Resolvi então realizar um outro exercício investigativo: ajustar sazonalmente, pelo mesmo algoritmo usado pelo IBGE (X-13 ARIMA-SEATS), a série DESSAZONALIZADA do IBGE, deixando para que ele selecione de forma automática eventuais variáveis exógenas/de intervenção. A figura abaixo compara a série dessazonalizada oficial do IBGE com essa que foi dessazonalizada duas vezes (em termos de número-índice).
Como pode ser notado, elas são praticamente idênticas até meados de 2016. Dali em diante começam a surgir algumas diferenças, que são pequenas até meados de 2019. Do final de 2019 em diante, temos divergências mais expressivas, como aponta a figura abaixo.
Trata-se de uma violação, ao menos nos últimos anos, de uma das propriedades desejáveis de um método de ajustamento sazonal, a idempotência (isto é, os fatores sazonais estimados a partir da dessazonalização de uma série dessazonalizada deveriam ser bem próximos de 1).
Quando eu dessazonalizo novamente essa série já dessazonalizada 2 vezes (1 pelo IBGE e outras 2x por mim), finalmente alcanço a convergência, ao obter uma série ajustada semelhante àquela ajustada 2 vezes. A despeito disso, essa série re-dessazonalizada ainda apresenta um padrão de oscilação da variação média/mediana entre os trimestres distante do que seria o ideal (ver figura abaixo).
Uma regressão dessa série dessazonalizada 2 vezes na variação do número de dias úteis retorna basicamente o mesmo resultado apresentado anteriormente neste post.
De onde viria essa instabilidade no ajustamento sazonal do PIB, que parece vir ocorrendo antes mesmo da crise associada à pandemia? A figura abaixo ajuda a jogar uma luz sobre isso, apresentando a evolução dos fatores sazonais “oficiais” do IBGE (razão entre o PIB sem ajuste sazonal e o PIB dessazonalizado).

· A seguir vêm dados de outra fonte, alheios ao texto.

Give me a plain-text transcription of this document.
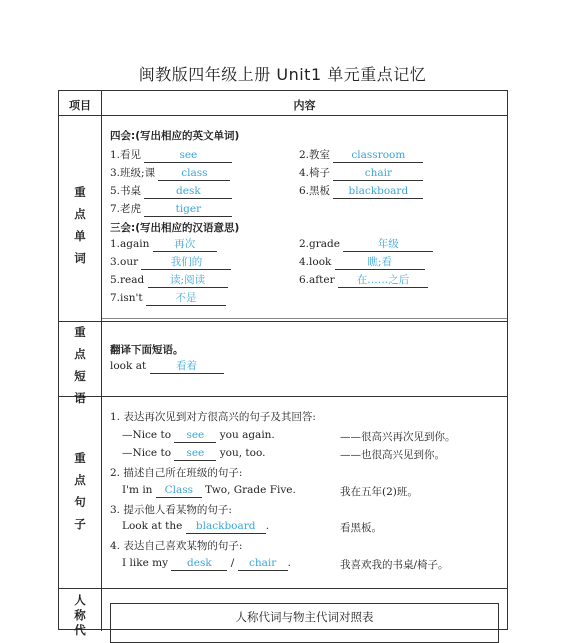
闽教版四年级上册 Unit1 单元重点记忆
项目	内容
重
点
单
词
四会:(写出相应的英文单词)
1.看见	see	2.教室 classroom
3.班级;课 class	4.椅子	chair
5.书桌	desk	6.黑板 blackboard
7.老虎	tiger
三会:(写出相应的汉语意思)
1.again 再次	2.grade	年级
3.our	我们的	4.look	瞧;看
5.read 读;阅读	6.after 在……之后
7.isn't	不是
重
点
短
语
翻译下面短语。
look at	看着
重
点
句
子
1. 表达再次见到对方很高兴的句子及其回答:
—Nice to see you again.	——很高兴再次见到你。
—Nice to see you, too.	——也很高兴见到你。
2. 描述自己所在班级的句子:
I'm in Class Two, Grade Five.	我在五年(2)班。
3. 提示他人看某物的句子:
Look at the blackboard .	看黑板。
4. 表达自己喜欢某物的句子:
I like my desk / chair .	我喜欢我的书桌/椅子。
人
称
代
人称代词与物主代词对照表
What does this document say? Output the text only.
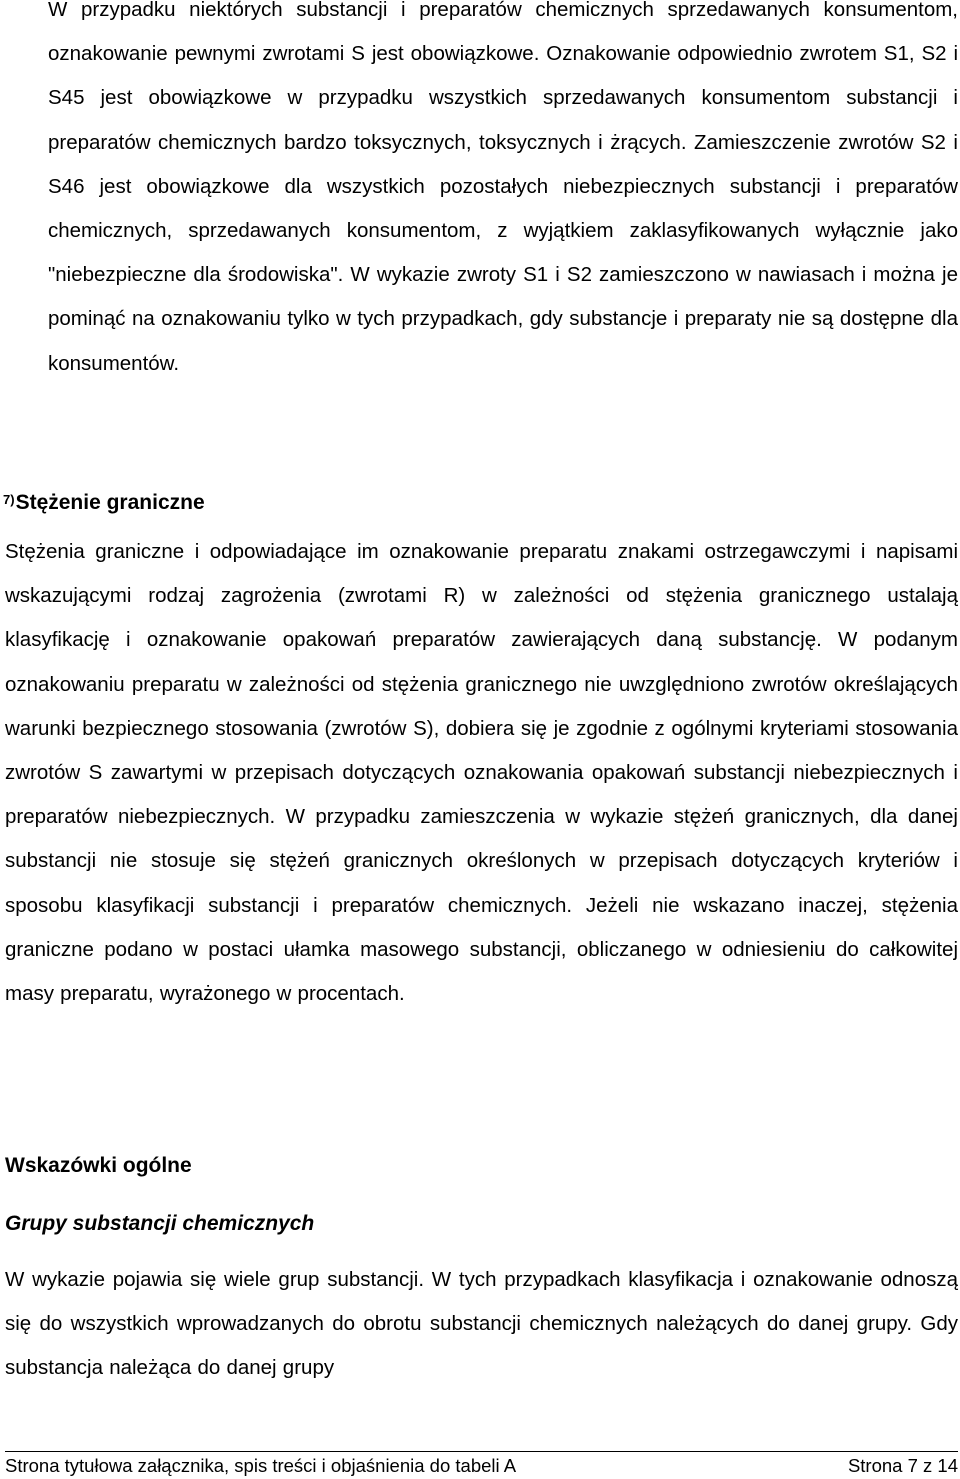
W przypadku niektórych substancji i preparatów chemicznych sprzedawanych konsumentom, oznakowanie pewnymi zwrotami S jest obowiązkowe. Oznakowanie odpowiednio zwrotem S1, S2 i S45 jest obowiązkowe w przypadku wszystkich sprzedawanych konsumentom substancji i preparatów chemicznych bardzo toksycznych, toksycznych i żrących. Zamieszczenie zwrotów S2 i S46 jest obowiązkowe dla wszystkich pozostałych niebezpiecznych substancji i preparatów chemicznych, sprzedawanych konsumentom, z wyjątkiem zaklasyfikowanych wyłącznie jako "niebezpieczne dla środowiska". W wykazie zwroty S1 i S2 zamieszczono w nawiasach i można je pominąć na oznakowaniu tylko w tych przypadkach, gdy substancje i preparaty nie są dostępne dla konsumentów.

$^{7)}$Stężenie graniczne

Stężenia graniczne i odpowiadające im oznakowanie preparatu znakami ostrzegawczymi i napisami wskazującymi rodzaj zagrożenia (zwrotami R) w zależności od stężenia granicznego ustalają klasyfikację i oznakowanie opakowań preparatów zawierających daną substancję. W podanym oznakowaniu preparatu w zależności od stężenia granicznego nie uwzględniono zwrotów określających warunki bezpiecznego stosowania (zwrotów S), dobiera się je zgodnie z ogólnymi kryteriami stosowania zwrotów S zawartymi w przepisach dotyczących oznakowania opakowań substancji niebezpiecznych i preparatów niebezpiecznych. W przypadku zamieszczenia w wykazie stężeń granicznych, dla danej substancji nie stosuje się stężeń granicznych określonych w przepisach dotyczących kryteriów i sposobu klasyfikacji substancji i preparatów chemicznych. Jeżeli nie wskazano inaczej, stężenia graniczne podano w postaci ułamka masowego substancji, obliczanego w odniesieniu do całkowitej masy preparatu, wyrażonego w procentach.

Wskazówki ogólne
Grupy substancji chemicznych

W wykazie pojawia się wiele grup substancji. W tych przypadkach klasyfikacja i oznakowanie odnoszą się do wszystkich wprowadzanych do obrotu substancji chemicznych należących do danej grupy. Gdy substancja należąca do danej grupy

Strona tytułowa załącznika, spis treści i objaśnienia do tabeli A	Strona 7 z 14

Como pode ser notado, a sazonalidade do PIB está mudando bastante ao longo dos últimos 5-10 anos, com uma amplitude menor das variações não dessazonalizadas – na medida em que o fator sazonal dos 1os trimestres tem se aproximado de 1,0 nos últimos anos (estavam mais perto de 0,96 há 15-20 anos), com queda dos fatores sazonais dos 3os e 4os trimestres, partindo de valores bem acima de 1,0 para algo mais próximo de 1,0 nos últimos anos.
Uma regressão dos fatores sazonais “oficiais” no número de dias úteis (tanto com ambas as variáveis no nível, como também em termos de variação sobre o trimestre imediatamente anterior) reitera o diagnóstico de alguma sazonalidade residual no ajuste realizado pelo IBGE associado justamente à oscilação do número de dias úteis. Ademais, também entrou como estatisticamente significante o volume de precipitações acumulada em cada trimestre, sugerindo a existência de alguma sazonalidade estocástica associada ao regime de chuvas (que afeta bastante a atividade econômica no Brasil, como apontei em maiores detalhes em meu último post neste blog, aqui).
À luz de tudo aquilo que foi apontado neste post, acho que valeria a pena o IBGE revisar a metodologia de ajuste sazonal do PIB brasileiro, buscando incorporar explicitamente algumas novas variáveis de intervenção (como os dias úteis), dentre outros aprimoramentos. Ademais, o exercício acima sugere bastante cautela com relação aos dados mais recentes, que aparentemente estão sujeitos a revisões relevantes, as quais podem até mesmo alterar o sinal das variações dessazonalizadas.
As opiniões expressas neste artigo são de responsabilidade exclusiva do autor, não refletindo necessariamente a opinião institucional da FGV.